A physics engine simulates gravity, detects collisions, etc. The bodies form a graph based on static relationships (joints) and dynamic relationships (collisions). A basic, understandable example is Open Dynamics Engine; see for example this video.
Ray tracing a mesh is slow. The naive algorithm requires you to intersect a ray with each triangle. You probably want a hierarchy of enclosing primitives to prune the scene aggressively. You end up with something like a scene graph with LoD pruning.
Ray tracing is highly parallelizable. Starting in the late 2010s, you can now do ray tracing on many GPUs.
Sometimes, developers compensate for the expense of ray tracing by sacrificing other aspects of performance or quality. For example, check out the aggressive LoD culling on the ground around 11:55 of this Battlefield V video.

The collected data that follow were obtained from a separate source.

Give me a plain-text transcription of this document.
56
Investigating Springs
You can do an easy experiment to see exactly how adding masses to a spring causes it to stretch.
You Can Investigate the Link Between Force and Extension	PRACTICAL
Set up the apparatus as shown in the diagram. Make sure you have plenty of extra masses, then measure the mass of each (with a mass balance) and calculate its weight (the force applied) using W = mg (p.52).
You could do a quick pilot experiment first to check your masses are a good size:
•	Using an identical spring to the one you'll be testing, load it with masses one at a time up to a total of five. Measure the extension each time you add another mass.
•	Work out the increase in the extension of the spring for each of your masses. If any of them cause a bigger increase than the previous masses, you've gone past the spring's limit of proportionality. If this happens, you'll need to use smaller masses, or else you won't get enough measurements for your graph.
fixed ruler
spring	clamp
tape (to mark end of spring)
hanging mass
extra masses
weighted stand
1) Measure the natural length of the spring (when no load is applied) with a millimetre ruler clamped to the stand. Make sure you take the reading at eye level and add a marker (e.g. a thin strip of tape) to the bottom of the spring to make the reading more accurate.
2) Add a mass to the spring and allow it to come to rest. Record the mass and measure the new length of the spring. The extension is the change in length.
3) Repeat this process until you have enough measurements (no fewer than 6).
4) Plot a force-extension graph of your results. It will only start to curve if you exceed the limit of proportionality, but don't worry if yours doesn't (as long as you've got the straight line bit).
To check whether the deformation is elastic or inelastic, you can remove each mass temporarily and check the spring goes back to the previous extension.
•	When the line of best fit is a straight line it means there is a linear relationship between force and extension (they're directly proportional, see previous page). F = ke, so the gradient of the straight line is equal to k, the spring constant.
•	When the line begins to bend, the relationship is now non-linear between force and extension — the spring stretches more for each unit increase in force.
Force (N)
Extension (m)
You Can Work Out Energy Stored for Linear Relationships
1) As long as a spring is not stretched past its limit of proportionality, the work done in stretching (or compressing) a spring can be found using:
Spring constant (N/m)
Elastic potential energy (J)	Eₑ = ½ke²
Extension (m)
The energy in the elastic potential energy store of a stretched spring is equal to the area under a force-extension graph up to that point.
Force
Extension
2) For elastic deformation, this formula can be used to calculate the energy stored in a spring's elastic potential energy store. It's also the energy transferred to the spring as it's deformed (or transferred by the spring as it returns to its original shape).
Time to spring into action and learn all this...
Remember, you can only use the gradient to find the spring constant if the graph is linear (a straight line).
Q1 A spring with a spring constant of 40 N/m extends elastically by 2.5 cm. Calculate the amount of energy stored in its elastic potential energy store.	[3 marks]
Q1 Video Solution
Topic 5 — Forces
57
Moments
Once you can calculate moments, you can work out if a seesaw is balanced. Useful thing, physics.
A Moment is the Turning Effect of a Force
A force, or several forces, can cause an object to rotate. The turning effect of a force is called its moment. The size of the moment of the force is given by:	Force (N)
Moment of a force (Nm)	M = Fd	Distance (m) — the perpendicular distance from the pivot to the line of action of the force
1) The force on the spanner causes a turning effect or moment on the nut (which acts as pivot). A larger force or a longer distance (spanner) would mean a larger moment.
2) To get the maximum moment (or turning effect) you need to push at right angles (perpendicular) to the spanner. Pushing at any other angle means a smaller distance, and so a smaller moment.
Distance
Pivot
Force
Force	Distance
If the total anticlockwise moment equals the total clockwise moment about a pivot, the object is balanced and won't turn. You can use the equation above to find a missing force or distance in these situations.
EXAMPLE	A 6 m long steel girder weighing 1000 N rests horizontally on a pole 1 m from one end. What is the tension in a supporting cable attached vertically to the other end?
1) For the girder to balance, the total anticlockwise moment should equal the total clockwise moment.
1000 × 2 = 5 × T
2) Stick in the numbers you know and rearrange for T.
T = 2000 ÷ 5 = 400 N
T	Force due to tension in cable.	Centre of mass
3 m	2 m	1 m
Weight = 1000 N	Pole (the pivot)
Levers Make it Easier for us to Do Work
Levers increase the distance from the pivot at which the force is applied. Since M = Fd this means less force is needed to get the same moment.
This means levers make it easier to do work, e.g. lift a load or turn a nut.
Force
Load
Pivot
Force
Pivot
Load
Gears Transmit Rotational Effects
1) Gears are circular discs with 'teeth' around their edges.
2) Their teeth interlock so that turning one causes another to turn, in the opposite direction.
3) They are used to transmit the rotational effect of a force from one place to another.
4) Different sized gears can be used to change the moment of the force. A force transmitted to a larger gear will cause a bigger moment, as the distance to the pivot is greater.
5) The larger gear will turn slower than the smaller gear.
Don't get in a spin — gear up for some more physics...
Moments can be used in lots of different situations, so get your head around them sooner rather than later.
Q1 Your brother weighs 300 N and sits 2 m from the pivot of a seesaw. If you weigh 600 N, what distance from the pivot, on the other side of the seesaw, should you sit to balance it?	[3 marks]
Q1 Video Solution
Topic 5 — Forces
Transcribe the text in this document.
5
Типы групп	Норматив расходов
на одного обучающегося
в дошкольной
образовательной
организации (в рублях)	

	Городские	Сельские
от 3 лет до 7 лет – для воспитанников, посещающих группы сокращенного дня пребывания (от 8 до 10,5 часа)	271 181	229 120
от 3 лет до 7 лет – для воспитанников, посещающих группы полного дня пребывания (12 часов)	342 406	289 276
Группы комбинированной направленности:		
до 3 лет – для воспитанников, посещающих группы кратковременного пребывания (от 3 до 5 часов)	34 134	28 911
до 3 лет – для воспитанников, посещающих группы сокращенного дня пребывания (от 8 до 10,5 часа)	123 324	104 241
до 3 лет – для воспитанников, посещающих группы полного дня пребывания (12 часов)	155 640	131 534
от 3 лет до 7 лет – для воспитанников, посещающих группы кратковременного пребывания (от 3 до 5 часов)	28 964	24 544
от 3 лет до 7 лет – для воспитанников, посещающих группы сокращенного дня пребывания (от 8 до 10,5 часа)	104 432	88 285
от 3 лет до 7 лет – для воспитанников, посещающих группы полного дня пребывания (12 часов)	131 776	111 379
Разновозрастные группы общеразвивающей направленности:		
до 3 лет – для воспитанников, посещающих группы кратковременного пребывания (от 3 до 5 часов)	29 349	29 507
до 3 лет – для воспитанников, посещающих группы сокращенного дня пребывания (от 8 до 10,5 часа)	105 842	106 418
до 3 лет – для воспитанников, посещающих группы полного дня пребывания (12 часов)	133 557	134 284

As far as improving the quality goes, the obvious next step is distribution ray tracing. It's expensive.
In earlier versions of CS 311, I've had students implement textured light (below left) and shadow mapping (below right).
Ambient occlusion is the idea that fragments in crevices and corners should receive less ambient light than fragments that are more exposed in the scene.
Global illumination is the general problem of how light bounces around a scene. The rendering equation captures the theoretical ideal. One quasi-practical solution is distribution ray tracing. Another is radiosity.
Deferred shading is a rearrangement of the triangle rasterization algorithm. As far as I can tell, most contemporary high-end video games use variants of this algorithm. Adrian Courreges has detailed analyses of games such as Deus Ex: Human Revolution and the 2016 version of Doom.
Anti-aliasing, bloom, depth of field, and motion blur are all techniques involving some kind of tactical blurring.
Translucency in triangle rasterization? It depends on how the translucent bodies overlap on the screen. Try the painter's algorithm paired with careful scene design.
You can build a human figure as a collection of rigid bodies. But the figure will look better if the bodies join together smoothly. See skeletal animation.
Geometry shaders and tesselation shaders are shader stages that we haven't discussed.
We've used randomly generated landscapes. We could study procedural textures such as Perlin noise, fractal landscapes, fractal foliage, etc. Jade Kandel is an alumna of this very course, who makes algorithmic art, including many of the pieces on display in our computer labs.
When the user clicks the mouse on the scene, how do we know the world coordinates of the click, and which body was clicked on? This is the picking problem.
Perhaps it's because I'm too lazy to make good textures, but non-realistic techniques such as cel shading (below left) really appeal to me. Also, my research uses 3D graphics for visualizing scientific data sets (below right), and textures are rarely involved.